My dogs had an emergency meeting, yesterday. All five of them, with Spike, the alfa male, presiding. I had no inkling of the planned meeting, prior. But the unusual silence in the compound made me alert and suspicious. From my room, the moment I sighted them in an unusual posture, I knew something was amiss.
As I tiptoed near the conclave, I overheard one of them, a spritely male puppy, suggesting a revolt. “If they can't increase our daily rations, we all must stop barking,” he said. Bloody idiot from a polygamous cage! I quickly thought of calling the police for them. But I remembered that with the way things are in this ‘kwantery’ now, the complainant might easily become the accused!
My first fear: the police might have asked me to explain how I have been able to feed five dogs in this Tinubu’s economy, when they can't keep spy dogs anymore. Even the EFCC may have suspected that Yahaya Bello gave me some of the billions he has been accused of siphoning. Chai!
As I was struggling within, Spike, with his ear like Tinubu’s cap, cut into my thoughts with a timely caution: “Calm down, kiddo”, he said. “Oga has been trying. The reduced ration is not his fault. I heard he even pays more for our feeding. But at the eateries, where they get most of our foods, the diners no longer leave remnants.”
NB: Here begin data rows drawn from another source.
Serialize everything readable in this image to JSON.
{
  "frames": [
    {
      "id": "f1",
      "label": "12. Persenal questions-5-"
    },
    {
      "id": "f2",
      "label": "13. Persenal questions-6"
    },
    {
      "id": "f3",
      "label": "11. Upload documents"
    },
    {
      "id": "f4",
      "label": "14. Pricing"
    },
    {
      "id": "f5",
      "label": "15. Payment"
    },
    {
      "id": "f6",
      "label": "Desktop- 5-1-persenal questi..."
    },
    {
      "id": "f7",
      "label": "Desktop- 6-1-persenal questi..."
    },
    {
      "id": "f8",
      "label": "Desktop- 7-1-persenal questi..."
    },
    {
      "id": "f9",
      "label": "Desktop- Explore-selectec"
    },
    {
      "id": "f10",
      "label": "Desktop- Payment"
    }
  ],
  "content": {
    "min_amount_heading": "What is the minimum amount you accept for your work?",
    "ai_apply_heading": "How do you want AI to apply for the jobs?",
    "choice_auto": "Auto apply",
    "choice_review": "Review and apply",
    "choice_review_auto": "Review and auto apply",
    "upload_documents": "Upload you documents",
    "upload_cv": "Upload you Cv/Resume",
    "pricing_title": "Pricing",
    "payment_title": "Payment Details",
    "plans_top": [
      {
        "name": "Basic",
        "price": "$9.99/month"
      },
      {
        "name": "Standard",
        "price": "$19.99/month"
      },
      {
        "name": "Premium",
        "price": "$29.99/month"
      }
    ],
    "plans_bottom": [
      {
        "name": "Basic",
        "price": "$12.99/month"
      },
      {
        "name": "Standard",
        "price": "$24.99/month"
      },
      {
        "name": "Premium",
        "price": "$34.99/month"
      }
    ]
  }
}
Well, the feeding issue was eventually resolved. Spike and Kelly, the elderly wife, promised to eat less, thenceforth. Spike even added that he only eats at all, sometimes, because he found out that a patient dog no longer gets any bone. “These days, no bone comes from the eateries. Last week, a patient dog died of hunger, while waiting for the fattest bone”, he submitted.
It was Penny, the younger wife, who raised the most controversial topic. “Even if we don't eat much anymore, must we also be deprived of other sources of relieving tension? Didn't they say once that Nigerians were the happiest people on earth? How can we be happy when we are daily tensed and traumatised? We should, at least, have a television set with a Dstv decoder in our kennel. We need to watch the World Cup in June, to take our minds off this hardship!” As soon as she finished, a general murmur descended in apparent agreement.
I had nothing against them watching the World Cup. But, Multichoice, the South African owners of Dstv and Gotv, had just a few days earlier, raised subscription rates beyond common sense. Dstv premium is now N37,000, from N29,500. Padi, the least bouquet, is now N3,600, from N2,950. Xtraview is now N5,000, from N4,000. Gotv Supa has moved from 12,500 to 15,700. The Smallie of N1,300 is now N1,575. So, in exasperation, I entered my room, pulled the Dstv decoder from its cable and flung it at the dogs!
Startled, they all sprang to their paws, shouting in all directions: “Who? Who? Who?” I replied: “Me! Me! Me! Me, me, me! Since Multichoice and all of you do not want me to watch the satellite networks anymore, you can have it. I’m going back to NTA (Nigerian Television Authority) and AKBC (Akwa Ibom Broadcasting Corporation).”
Only our own will give us peace. We’ve walked this path before. The South Africans once held us by the jugular, when the mobile phones arrived Nigeria. They billed us with Mtn and Econet till angels wept. We paid through our pocket holes, till our take home pays couldn't take us home. Then, our own Mike Adenuga came with his Glo. Boom! Call charges suddenly came down overnight.
Truth be told, I grew up with those “old time” stations that have refused to change. In days of yore, all we needed was an external antenna tied to a bamboo pole. Once the TV came on, one of us would be assigned to control its visibility. “Turn it to the right. Oh no, to the left a bit. No, no no, go back to the centre of the middle. Ah, it has scattered completely. Turn it to the backward centre of the front middle of the right hand of the left”.
The fellow would be condemned to stay out there for the next 30 minutes. Yet, just when you lost hope, luck smiled at us and the vision blinked clearer for a minute. Then, an NTA or AKBC station would flicker at the edge. And, it would dance sideways like a newborn calf trying to steady on its feet. But we managed to hear the news, somehow. Folks, we might just be going back there...Welcome to the past!